Le patrimoine des ménages belges diminue en raison du conflit en Iran


Principaux renseignements

  • Le patrimoine des ménages belges a reculé de 1,7 milliard d’euros en raison de la volatilité des marchés.
  • Les investisseurs ont injecté un montant record de 7,8 milliards d’euros malgré des pertes temporaires.
  • La hausse des prêts hypothécaires a porté l’endettement total des ménages à 374,2 milliards d’euros.
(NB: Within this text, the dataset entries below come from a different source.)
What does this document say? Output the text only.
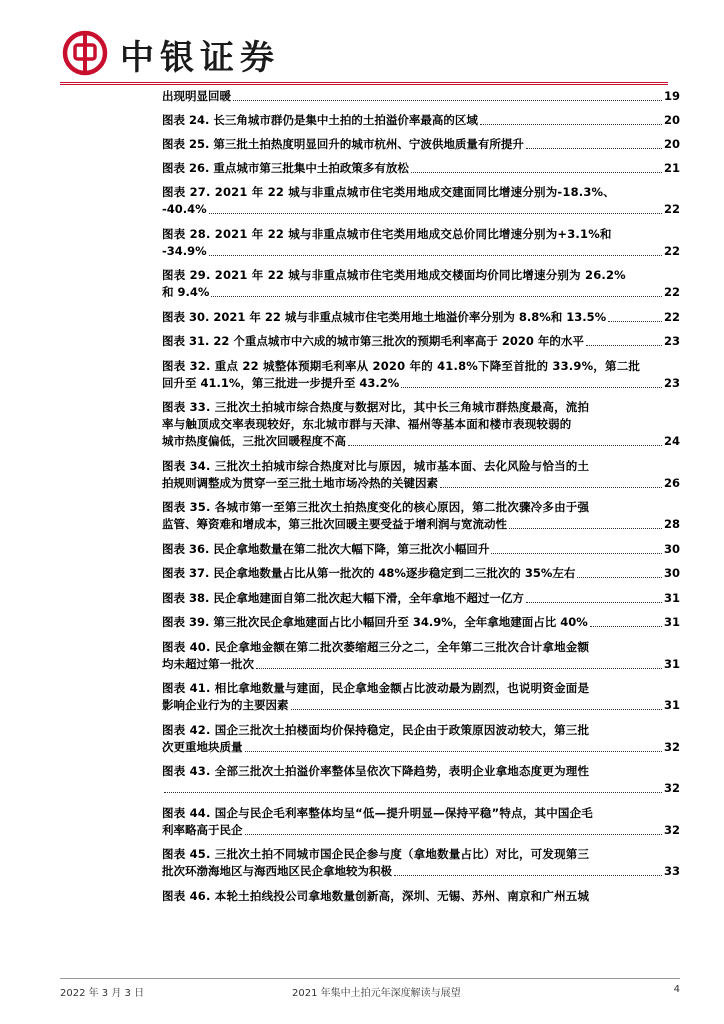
中银证券
出现明显回暖	19
图表 24. 长三角城市群仍是集中土拍的土拍溢价率最高的区域	20
图表 25. 第三批土拍热度明显回升的城市杭州、宁波供地质量有所提升	20
图表 26. 重点城市第三批集中土拍政策多有放松	21
图表 27. 2021 年 22 城与非重点城市住宅类用地成交建面同比增速分别为-18.3%、
-40.4%	22
图表 28. 2021 年 22 城与非重点城市住宅类用地成交总价同比增速分别为+3.1%和
-34.9%	22
图表 29. 2021 年 22 城与非重点城市住宅类用地成交楼面均价同比增速分别为 26.2%
和 9.4%	22
图表 30. 2021 年 22 城与非重点城市住宅类用地土地溢价率分别为 8.8%和 13.5%	22
图表 31. 22 个重点城市中六成的城市第三批次的预期毛利率高于 2020 年的水平	23
图表 32. 重点 22 城整体预期毛利率从 2020 年的 41.8%下降至首批的 33.9%，第二批
回升至 41.1%，第三批进一步提升至 43.2%	23
图表 33. 三批次土拍城市综合热度与数据对比，其中长三角城市群热度最高，流拍
率与触顶成交率表现较好，东北城市群与天津、福州等基本面和楼市表现较弱的
城市热度偏低，三批次回暖程度不高	24
图表 34. 三批次土拍城市综合热度对比与原因，城市基本面、去化风险与恰当的土
拍规则调整成为贯穿一至三批土地市场冷热的关键因素	26
图表 35. 各城市第一至第三批次土拍热度变化的核心原因，第二批次骤冷多由于强
监管、筹资难和增成本，第三批次回暖主要受益于增利润与宽流动性	28
图表 36. 民企拿地数量在第二批次大幅下降，第三批次小幅回升	30
图表 37. 民企拿地数量占比从第一批次的 48%逐步稳定到二三批次的 35%左右	30
图表 38. 民企拿地建面自第二批次起大幅下滑，全年拿地不超过一亿方	31
图表 39. 第三批次民企拿地建面占比小幅回升至 34.9%，全年拿地建面占比 40%	31
图表 40. 民企拿地金额在第二批次萎缩超三分之二，全年第二三批次合计拿地金额
均未超过第一批次	31
图表 41. 相比拿地数量与建面，民企拿地金额占比波动最为剧烈，也说明资金面是
影响企业行为的主要因素	31
图表 42. 国企三批次土拍楼面均价保持稳定，民企由于政策原因波动较大，第三批
次更重地块质量	32
图表 43. 全部三批次土拍溢价率整体呈依次下降趋势，表明企业拿地态度更为理性
32
图表 44. 国企与民企毛利率整体均呈“低—提升明显—保持平稳”特点，其中国企毛
利率略高于民企	32
图表 45. 三批次土拍不同城市国企民企参与度（拿地数量占比）对比，可发现第三
批次环渤海地区与海西地区民企拿地较为积极	33
图表 46. 本轮土拍线投公司拿地数量创新高，深圳、无锡、苏州、南京和广州五城
2022 年 3 月 3 日	2021 年集中土拍元年深度解读与展望	4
Les données récentes de la Banque nationale indiquent une légère baisse de la richesse financière nette des ménages belges au cours du premier trimestre de l’année. Le total des actifs, hors immobilier et après déduction des dettes, a diminué de 1,7 milliard d’euros, portant le montant global à 1 334,3 milliards d’euros. Ce recul fait suite à une période de croissance significative tout au long de l’année 2025.

La guerre en Iran est source de volatilité sur les marchés 

Ce recul est principalement imputable à la volatilité des marchés financiers au mois de mars, déclenchée par le conflit en Iran. Cette instabilité a entraîné une perte de 5,7 milliards d’euros sur la valeur des placements.

Les fonds d’investissement ont été les plus durement touchés, avec une perte de 5 milliards d’euros, suivis par les produits d’assurance (2,5 milliards) et les actions cotées en bourse (1 milliard).

Augmentation des apports de capitaux

Il est intéressant de noter que, malgré ces pertes, le total des actifs financiers a en réalité augmenté de 2,1 milliards d’euros pour atteindre 1 708,5 milliards. Cette hausse s’explique par le fait que les Belges ont considérablement accru leurs investissements, injectant 7,8 milliards d’euros de nouveaux capitaux sur le marché. Ce montant comprenait un investissement record de 8,5 milliards d’euros dans des fonds, ainsi que 2,1 milliards dans l’assurance et 2 milliards versés sur des comptes d’épargne réglementés.

À l’inverse, les avoirs sur les comptes courants ont baissé de 2,7 milliards, et ceux sur les comptes à terme ont enregistré une diminution de 1 milliard d’euros.

Hausse de l’endettement des ménages

Dans le même temps, l’endettement des ménages a grimpé de 3,9 milliards d’euros pour atteindre 374,2 milliards, principalement sous l’effet d’une augmentation des prêts hypothécaires.

Cette contraction financière est considérée comme une phase transitoire. Les cours boursiers ayant commencé à rebondir en avril et dépassé leurs niveaux de janvier, la Banque nationale s’attend à ce que le deuxième trimestre affiche une reprise positive des valorisations d’actifs.